Dünyaya -erkekler için- erkek bir bebek olarak geldik dünyaya.. Tabi ki bunu ben de hatırlamıyorum:)) p.s. - Doğduğu anı hatırlayan varsa eğer bu konuda aydınlatmasın lütfen, korkabilirim :) Kendi jenerasyonum açısından konuşursak, çocuk yaşta tanıştık hepimiz topla.. Sokakta, ağaçlardan yaratılmış kale direkleri, ya da taşlarla belirginleştirilmiş direkler, taşların üstünden geçen toplar hiç bir zaman direkten geri gelmemişti malesef o zamanlarda.. Bir taraftan da evde maç izleyen bir baba, amca, büyük, tabi o zamanlar TRT veriyordu maçları, daha Star Tv nin açılmamış olduğu yıllardan bahsediyorum.. Enteresan bir hava hakim olurdu evin içine, gergin bir ortam, "Atom Karıncalar, Sarı Fırtınalar, Takozlar,vs.." hep onlar gibi olmak istemiştim nedense.. Bir de Metin-Ali-Feyyaz ama üçü birden.. Ben henüz 6 yaşındaydım ve 103 tane gol atan efsane bir takım vardı her an televizyonlarda.. Çoğu arkadaşım da buna kanmış, tarafını belli etmeye, taraftarlık yolunu çizmeye başlamıştı.. Ben çoktan çizmiştim zaten, 500 gol de atılsa bu değişmeyecekti, bunu ben de biliyordum ve iliklerime değin bunu hissediyordum.. İşte böylesine bir çocukluk hissim, büyüyor da büyüyor, Gordon Milne i, ardından dansözlerle göbek atan Daum u, büyük santrafor Stefan Kuntz u, bir taraftan da havuz sistemini, Cine 5 i, Teleonu kanıksıyor; önüme taş kondukça daha da sarıyordu taraftarlık olgusu.. Bir dönem Intertoto finalinde Karlsruhe ye elenen, Baljiçli, Mususili, Ercümentli Bursaspor da; daha öncesinde Prekazinin attığı gol de futbola olan saygımı arttırıyor, böylece tuttuğum takıma beslediğim sevgi, diğerlerine oluşan saygıyla birleşip, taraftarlık yolumu çiziyordum..
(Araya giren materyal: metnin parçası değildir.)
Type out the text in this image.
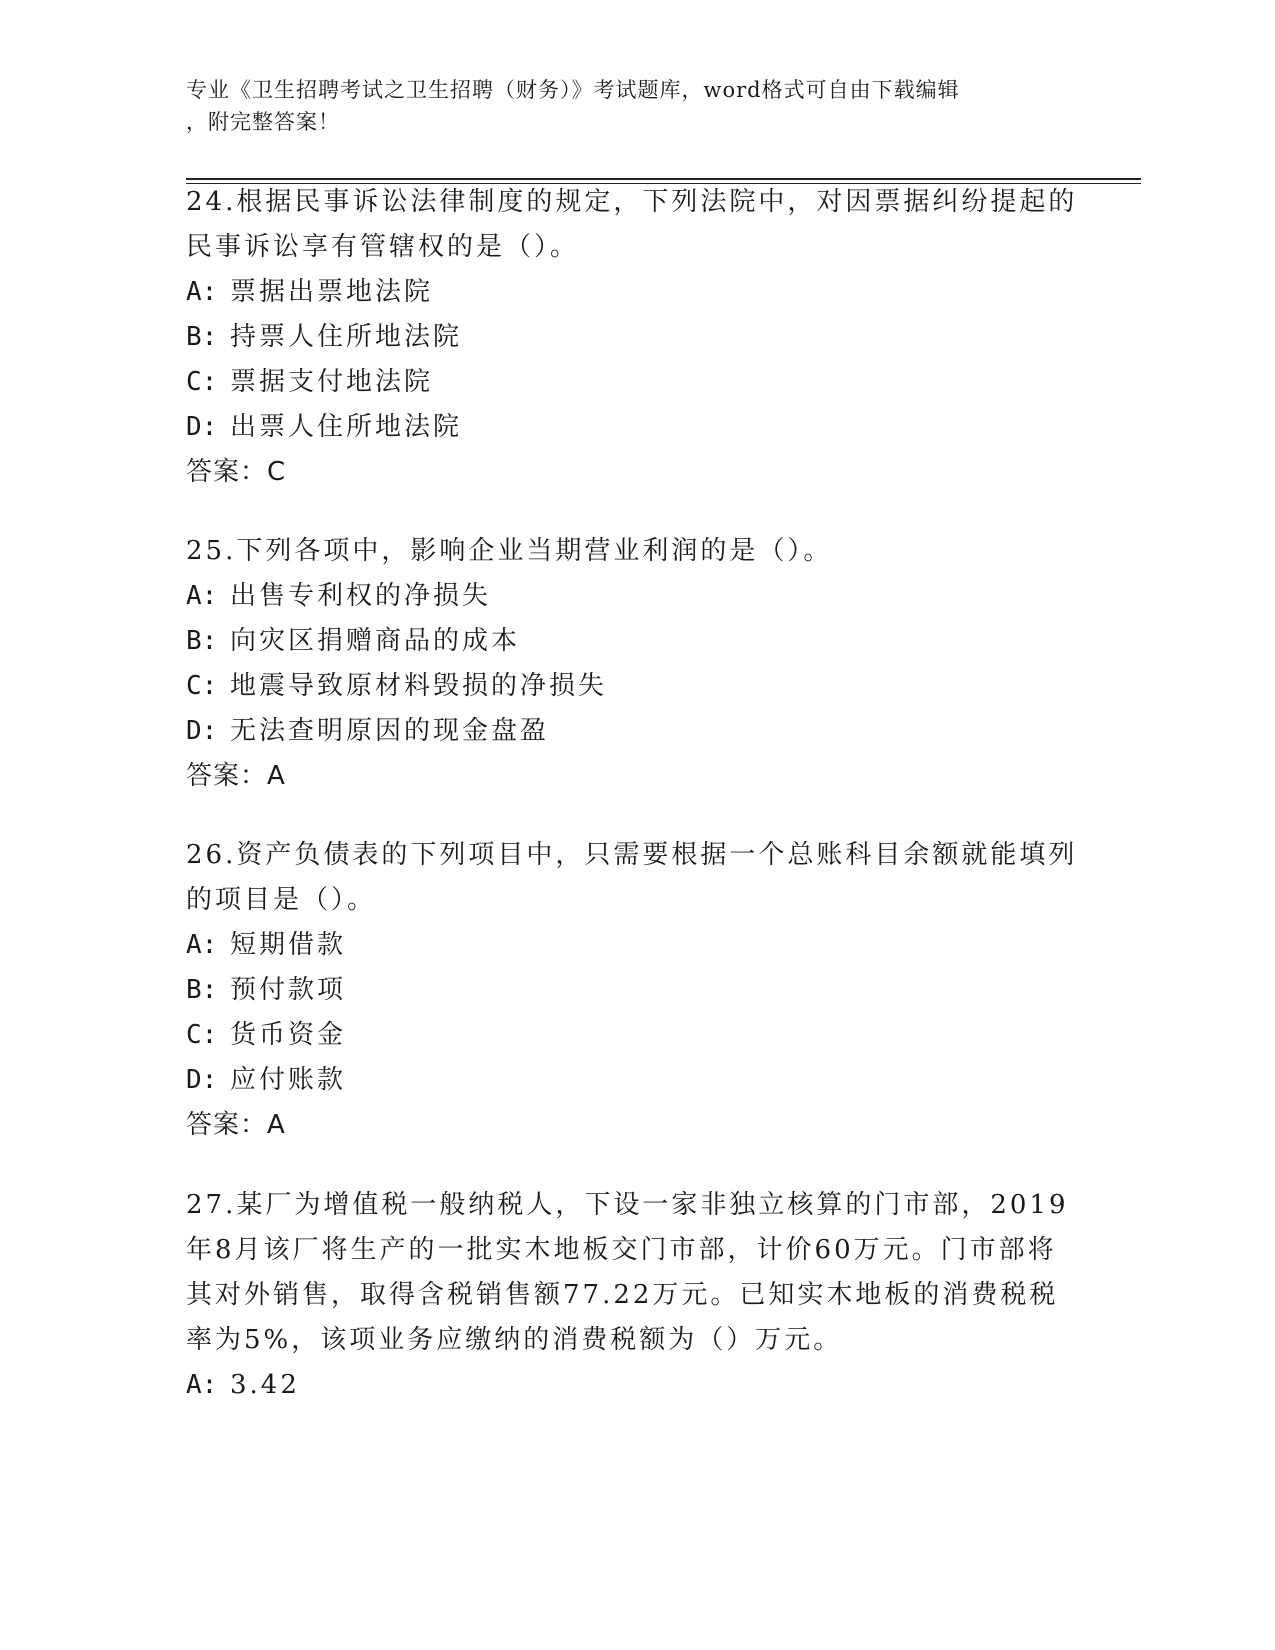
专业《卫生招聘考试之卫生招聘（财务）》考试题库，word格式可自由下载编辑
，附完整答案！
24.根据民事诉讼法律制度的规定，下列法院中，对因票据纠纷提起的
民事诉讼享有管辖权的是（）。
A: 票据出票地法院
B: 持票人住所地法院
C: 票据支付地法院
D: 出票人住所地法院
答案：C
25.下列各项中，影响企业当期营业利润的是（）。
A: 出售专利权的净损失
B: 向灾区捐赠商品的成本
C: 地震导致原材料毁损的净损失
D: 无法查明原因的现金盘盈
答案：A
26.资产负债表的下列项目中，只需要根据一个总账科目余额就能填列
的项目是（）。
A: 短期借款
B: 预付款项
C: 货币资金
D: 应付账款
答案：A
27.某厂为增值税一般纳税人，下设一家非独立核算的门市部，2019
年8月该厂将生产的一批实木地板交门市部，计价60万元。门市部将
其对外销售，取得含税销售额77.22万元。已知实木地板的消费税税
率为5%，该项业务应缴纳的消费税额为（）万元。
A: 3.42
Bu babadan oğula geçmiş bir taraftarlık öyküsü gibi gözükse de, ben eminim ki evde ne olursa olsun, benim çizgim yine bu yönde olacaktı.. Bir çoğumuzda olduğu gibi.. Önemli bir maçın oynanacağı günün sabahında uykudan hoş bir heyecanla uyanmanın keyfini başka ne verebilir ki!? Öte yandan taraftarı olduğunu idda ettikleri takımın maçını izlemeyip, gazeteden takip edenler, gazeteden takip bile etmeyenler, maçını izlemeye yeltenip uyuya kalanlar, maç anında maç izlemek dışında her şeyle uğraşanlar, vs., vs. gibi -taraftar- lar da var.. Bunların yanında, ne yaptığını bilmeden ortalığı her an bir savaş alanına çevirebilecek potansiyeli taşıyan ve her seferinde de taraftarlığın böyle yapılıyor olduğunu, takım tutmanın kavga etmek demek olduğunu zannedenler de var.. Maça gidip de tribünden izleyenlerden bahsetmiyorum ben, piyasada, evinde, kahvede, barda gördüğüm, tanıdığım, gözlemlediğim taraftarlardan bahsediyorum...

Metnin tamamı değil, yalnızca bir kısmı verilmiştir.